Trying to cope

Hi am the eldest of three daughters.  Our mother was diagnosed with cancer in July. Then two weeks later advised it was terminal.  At this present time No treatment of any kind.   Still undergoing various biopsies in an effort to determine?? What am asking myself now.....She has under gone two procedures trying to get results from pancreas samples, apparently very surprisly they could not get the information required.  The cancer was also found in the lung, tiny and thought to be separate cancer.  Biopsy done in lung and successful, well , by successful they where able to confirm it was cancer.  The team are not concerned about the lung as it is the lessor cancer. It is also now in the liver and last week a biopsy was done.  Tomorrow we get the results.

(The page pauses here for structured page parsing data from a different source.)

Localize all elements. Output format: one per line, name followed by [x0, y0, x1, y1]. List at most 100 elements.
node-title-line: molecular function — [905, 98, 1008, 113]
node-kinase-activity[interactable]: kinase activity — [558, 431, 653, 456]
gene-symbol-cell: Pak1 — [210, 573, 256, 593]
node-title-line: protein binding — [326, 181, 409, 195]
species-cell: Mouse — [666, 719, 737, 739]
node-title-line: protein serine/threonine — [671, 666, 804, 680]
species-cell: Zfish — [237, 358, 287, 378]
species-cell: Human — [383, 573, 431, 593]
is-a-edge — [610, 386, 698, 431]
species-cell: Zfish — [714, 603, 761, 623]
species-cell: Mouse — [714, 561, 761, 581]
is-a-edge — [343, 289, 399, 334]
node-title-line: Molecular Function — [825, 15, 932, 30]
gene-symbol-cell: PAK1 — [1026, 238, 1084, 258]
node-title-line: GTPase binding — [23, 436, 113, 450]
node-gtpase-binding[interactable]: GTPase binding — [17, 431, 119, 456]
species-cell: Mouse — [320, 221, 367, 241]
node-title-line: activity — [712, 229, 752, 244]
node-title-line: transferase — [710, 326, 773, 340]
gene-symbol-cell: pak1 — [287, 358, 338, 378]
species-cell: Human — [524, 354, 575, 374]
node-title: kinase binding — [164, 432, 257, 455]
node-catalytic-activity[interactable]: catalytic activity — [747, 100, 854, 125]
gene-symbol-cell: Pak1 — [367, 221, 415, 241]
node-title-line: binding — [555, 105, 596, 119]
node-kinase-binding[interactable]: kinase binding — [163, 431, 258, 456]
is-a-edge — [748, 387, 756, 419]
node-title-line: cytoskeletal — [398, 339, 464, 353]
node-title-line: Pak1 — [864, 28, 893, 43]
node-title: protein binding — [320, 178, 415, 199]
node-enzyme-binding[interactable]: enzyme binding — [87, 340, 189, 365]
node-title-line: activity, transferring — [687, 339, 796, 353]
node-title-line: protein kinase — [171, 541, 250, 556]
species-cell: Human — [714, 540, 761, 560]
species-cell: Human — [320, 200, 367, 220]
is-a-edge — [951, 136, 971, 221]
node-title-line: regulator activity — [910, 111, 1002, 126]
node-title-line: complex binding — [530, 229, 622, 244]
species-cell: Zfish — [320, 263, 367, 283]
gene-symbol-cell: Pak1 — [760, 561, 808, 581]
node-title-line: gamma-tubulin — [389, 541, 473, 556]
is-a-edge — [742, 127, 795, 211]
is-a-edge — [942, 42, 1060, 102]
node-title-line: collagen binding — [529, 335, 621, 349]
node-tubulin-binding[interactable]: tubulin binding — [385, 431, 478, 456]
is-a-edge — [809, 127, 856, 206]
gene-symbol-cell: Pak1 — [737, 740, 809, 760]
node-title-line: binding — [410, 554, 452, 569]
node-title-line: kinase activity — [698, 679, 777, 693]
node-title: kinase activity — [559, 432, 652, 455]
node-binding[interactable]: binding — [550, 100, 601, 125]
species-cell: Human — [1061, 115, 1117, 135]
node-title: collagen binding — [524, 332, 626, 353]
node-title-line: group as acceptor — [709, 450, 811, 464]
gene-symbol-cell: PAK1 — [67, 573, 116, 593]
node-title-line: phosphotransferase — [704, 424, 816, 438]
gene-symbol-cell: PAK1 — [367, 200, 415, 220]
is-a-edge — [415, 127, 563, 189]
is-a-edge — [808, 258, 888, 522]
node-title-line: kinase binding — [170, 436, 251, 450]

Throughout all this mum continues to be well, carrying on as "normal" except a death sentence is hanging over her head, our dads head , all our heads . 

it is horrendous, to the outside world, all appears  normal  , but our life will never be normal again......and worst of all one day she will no longer be with us.

people say make every day a memory, people say live everyday with mum as its her last. I say it's not a Hollywood movie and we are certainly not doing this.......we constantly try....

But try as we may mum just wants to carry on doing her daily day, normal stuff, going to Aldi, going to Asda, pottering about at home.......

we are desperate to spend time with mum but we are also desperate not to put her under pressure or have her stressed, worried or anxious in any way.......

Stugglng

 

 

 

  • Gosh it's hard isn't it? My mum is much the same, happy to just carry on as normal, whilst I and my brother would like to fill her time with everything lovely and joyful and memorable. When I have spoken to her, she says this is her way of coping and that for as long as she knows she is able to more or less do what she wants/needs to, she knows she is ok and can face another day/week/month. Sometimes I think it is a form of denial, but then if we really look at it, we have to ask what are we wanting to achieve? Are we truly in need of memories of our loved one, or are we trying to make up for time we didn't spend with them? My mother had a reasonably good life before she was diagnosed and she would be very happy for that just to continue as it was. For the most part that has been achieved but with the difference that I now stay with her during the week so that I can be available to take her anywhere she wants or needs to go. If your mum is happy as she is, let her be, but also let her know that you are very willing to take her out and about if she wants to go somewhere. Suggest outings, but don't be upset if she isn't as enthusiastic about them as you would like. For her, knowing that you are there, to be called on when she needs you, may be all the support she needs or can cope with at present.